Trump and the Power of the Presidency

The case for limited government is more compelling than ever.


The day before this issue went to press, Donald Trump won the U.S. presidential election.

Many people—and not just Democratic partisans—experienced a sinking feeling in their stomachs as Hillary Clinton's widely anticipated victory turned to ash. Faced, suddenly, with the prospect of a political neophyte snagging the awesome power of America's executive office, they became anxious about what he might do with it.

Welcome to the party, guys. Such intestinal-level disquietude is the lot of libertarians the morning after every election.

In their shock, some on the left will act like the United States is merely experiencing a bug—as if the system that normally works so well unexpectedly glitched on November 8.

That is incorrect. The problem isn't that the wrong person won or that our mechanisms for picking winners are rigged or corrupt. The problem is the power itself.

Every time Obama made a recess appointment, or issued an executive order on gender-neutral bathrooms, or limited the comment period on a new regulation, or denied a Freedom of Information Act request, or disregarded state marijuana laws and sent in federal law enforcement, or allowed the IRS to investigate his ideological opponents, he made it easier for President Trump to do the same. He knew what he was doing, and he did it anyway. Likewise, George W. Bush knew what he was doing when he used the post-9/11 Authorization for the Use of Military Force to launch a protracted, decade-long multinational war, began indefinitely housing prisoners at Guantanamo Bay, issued signing statements that waved away restrictions on torture, and much more.

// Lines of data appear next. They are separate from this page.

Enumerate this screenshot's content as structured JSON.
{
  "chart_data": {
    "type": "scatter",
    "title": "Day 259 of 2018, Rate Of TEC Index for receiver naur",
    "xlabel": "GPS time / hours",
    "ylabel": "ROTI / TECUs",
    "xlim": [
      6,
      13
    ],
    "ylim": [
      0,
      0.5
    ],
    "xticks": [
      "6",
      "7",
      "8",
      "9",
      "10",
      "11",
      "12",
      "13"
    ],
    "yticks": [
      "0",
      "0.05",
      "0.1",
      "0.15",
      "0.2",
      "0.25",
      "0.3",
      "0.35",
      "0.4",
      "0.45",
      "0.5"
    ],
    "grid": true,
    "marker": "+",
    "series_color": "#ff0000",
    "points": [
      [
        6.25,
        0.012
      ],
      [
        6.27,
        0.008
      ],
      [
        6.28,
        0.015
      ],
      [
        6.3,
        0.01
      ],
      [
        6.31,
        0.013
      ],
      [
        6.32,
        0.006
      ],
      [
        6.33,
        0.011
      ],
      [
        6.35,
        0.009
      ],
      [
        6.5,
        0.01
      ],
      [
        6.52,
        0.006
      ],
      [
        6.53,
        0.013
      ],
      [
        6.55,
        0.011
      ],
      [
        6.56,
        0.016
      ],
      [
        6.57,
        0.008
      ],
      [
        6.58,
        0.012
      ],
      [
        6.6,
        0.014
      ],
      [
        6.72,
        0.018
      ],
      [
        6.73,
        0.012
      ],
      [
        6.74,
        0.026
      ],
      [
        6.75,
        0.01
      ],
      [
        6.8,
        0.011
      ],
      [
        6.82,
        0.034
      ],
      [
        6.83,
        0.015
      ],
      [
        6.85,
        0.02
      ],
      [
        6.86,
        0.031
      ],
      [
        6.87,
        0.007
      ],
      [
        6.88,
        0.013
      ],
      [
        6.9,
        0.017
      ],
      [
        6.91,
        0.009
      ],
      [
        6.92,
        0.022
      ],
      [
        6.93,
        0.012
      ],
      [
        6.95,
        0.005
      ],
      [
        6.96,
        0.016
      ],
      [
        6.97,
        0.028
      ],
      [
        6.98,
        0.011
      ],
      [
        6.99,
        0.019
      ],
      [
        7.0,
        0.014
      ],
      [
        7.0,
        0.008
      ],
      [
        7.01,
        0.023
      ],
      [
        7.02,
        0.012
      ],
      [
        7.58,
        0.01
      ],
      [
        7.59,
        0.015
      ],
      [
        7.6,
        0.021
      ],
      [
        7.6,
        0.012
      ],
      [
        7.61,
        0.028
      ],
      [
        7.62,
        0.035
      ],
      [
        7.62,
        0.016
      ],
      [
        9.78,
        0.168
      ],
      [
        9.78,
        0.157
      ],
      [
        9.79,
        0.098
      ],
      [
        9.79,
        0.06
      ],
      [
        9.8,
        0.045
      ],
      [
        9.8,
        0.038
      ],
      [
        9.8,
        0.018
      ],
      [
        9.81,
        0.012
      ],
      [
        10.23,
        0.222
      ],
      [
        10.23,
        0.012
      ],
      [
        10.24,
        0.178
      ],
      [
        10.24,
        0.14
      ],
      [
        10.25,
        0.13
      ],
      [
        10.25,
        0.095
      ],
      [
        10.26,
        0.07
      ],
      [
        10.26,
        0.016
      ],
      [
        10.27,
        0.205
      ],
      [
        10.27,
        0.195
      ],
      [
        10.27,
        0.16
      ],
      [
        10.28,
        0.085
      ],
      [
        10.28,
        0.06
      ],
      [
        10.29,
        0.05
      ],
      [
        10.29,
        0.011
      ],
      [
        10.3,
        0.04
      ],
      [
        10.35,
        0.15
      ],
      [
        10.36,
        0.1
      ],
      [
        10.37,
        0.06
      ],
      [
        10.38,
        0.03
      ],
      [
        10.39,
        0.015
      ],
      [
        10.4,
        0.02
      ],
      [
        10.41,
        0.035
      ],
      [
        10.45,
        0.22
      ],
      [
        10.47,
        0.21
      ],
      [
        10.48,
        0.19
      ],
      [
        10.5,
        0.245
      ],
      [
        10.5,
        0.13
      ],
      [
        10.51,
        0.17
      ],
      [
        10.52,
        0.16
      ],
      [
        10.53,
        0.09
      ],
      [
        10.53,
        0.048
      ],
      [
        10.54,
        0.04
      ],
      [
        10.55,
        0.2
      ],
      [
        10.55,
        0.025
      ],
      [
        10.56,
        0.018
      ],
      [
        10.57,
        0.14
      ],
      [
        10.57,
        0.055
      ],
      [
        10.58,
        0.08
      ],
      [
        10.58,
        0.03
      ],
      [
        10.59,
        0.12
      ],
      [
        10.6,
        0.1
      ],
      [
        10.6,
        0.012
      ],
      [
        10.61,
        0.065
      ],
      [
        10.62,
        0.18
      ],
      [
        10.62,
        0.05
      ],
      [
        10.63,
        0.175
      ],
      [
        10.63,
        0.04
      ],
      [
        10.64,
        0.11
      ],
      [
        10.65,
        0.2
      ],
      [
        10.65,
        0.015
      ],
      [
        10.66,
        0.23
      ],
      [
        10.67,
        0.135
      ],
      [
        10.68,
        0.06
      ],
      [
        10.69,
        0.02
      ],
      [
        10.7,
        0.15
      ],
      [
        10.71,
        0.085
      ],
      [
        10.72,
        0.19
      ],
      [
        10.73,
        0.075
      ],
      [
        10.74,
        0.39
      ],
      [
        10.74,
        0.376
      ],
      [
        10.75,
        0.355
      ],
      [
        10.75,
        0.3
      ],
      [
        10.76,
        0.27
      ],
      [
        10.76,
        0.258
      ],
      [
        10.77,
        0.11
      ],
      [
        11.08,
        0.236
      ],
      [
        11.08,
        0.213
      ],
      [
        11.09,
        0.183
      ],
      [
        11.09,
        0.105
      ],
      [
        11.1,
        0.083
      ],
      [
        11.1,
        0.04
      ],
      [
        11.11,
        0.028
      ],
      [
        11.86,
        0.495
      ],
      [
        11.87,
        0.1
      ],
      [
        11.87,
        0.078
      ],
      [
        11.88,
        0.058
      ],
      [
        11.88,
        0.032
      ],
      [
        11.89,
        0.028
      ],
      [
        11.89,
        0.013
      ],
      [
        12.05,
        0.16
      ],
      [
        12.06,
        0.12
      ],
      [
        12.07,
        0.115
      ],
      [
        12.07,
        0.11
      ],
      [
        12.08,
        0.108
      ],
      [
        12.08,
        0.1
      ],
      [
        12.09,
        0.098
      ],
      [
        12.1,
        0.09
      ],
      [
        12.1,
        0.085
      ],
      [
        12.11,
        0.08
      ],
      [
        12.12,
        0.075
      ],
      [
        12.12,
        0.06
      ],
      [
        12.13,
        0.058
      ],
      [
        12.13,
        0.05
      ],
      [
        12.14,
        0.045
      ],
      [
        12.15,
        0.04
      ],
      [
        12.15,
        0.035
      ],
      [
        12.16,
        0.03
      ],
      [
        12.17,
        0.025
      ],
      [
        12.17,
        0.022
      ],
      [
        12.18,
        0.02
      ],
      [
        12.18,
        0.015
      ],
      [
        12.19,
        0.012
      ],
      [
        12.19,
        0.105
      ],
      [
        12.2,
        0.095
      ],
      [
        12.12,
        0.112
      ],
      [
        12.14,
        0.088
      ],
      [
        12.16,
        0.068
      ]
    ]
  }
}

Those who eagerly handed power to Obama, or who cheered when he grabbed it himself, did so because they genuinely believed he would use that power for good, to help those who needed it—women, minorities, the disabled, the poor.

Trump's supporters believe the same thing: that he will slide behind the Resolute desk, pick up the phone, and do his darnedest for the Americans who have lost their jobs to immigrants, their free speech to political correctness, their sense of safety to Islamic terrorists.

Democrats have spent the last eight years paving the road to this particular hell with good intentions. But good intentions aren't what separates Obama from Trump.

The prospect of an eventual handoff should itself be the biggest check on the growth of government: Power grabs, in theory, ought to be less frequent in a world where you can be virtually certain that the bad guys (however you define bad guys) will get their hands on the levers of power, the nuclear codes, and the veto pen in short order. It's bad practice to load a gun you're likely to lose in a wrestling match.

Unlike some of his Republican predecessors, Trump has chosen to dispense with the traditional conservative rhetoric about humility and restraint. His agenda, insofar as it is currently known, involves fully deploying all of the tools at his disposal. But the weird myopia of being in charge seems to afflict people from all parties, and has for a long time.

You won't find much about the president-elect in the pages that follow. Drowning in polling that almost universally missed the mark, this magazine's editors figured on a Clinton victory and therefore less sturm und drang. No matter; Reason's message won't change. But as we hurtle toward a period of Republican control of the White House and the Capitol, advocates for limited government may find ourselves unexpectedly popular with down-and-out Democrats. At least until they win again.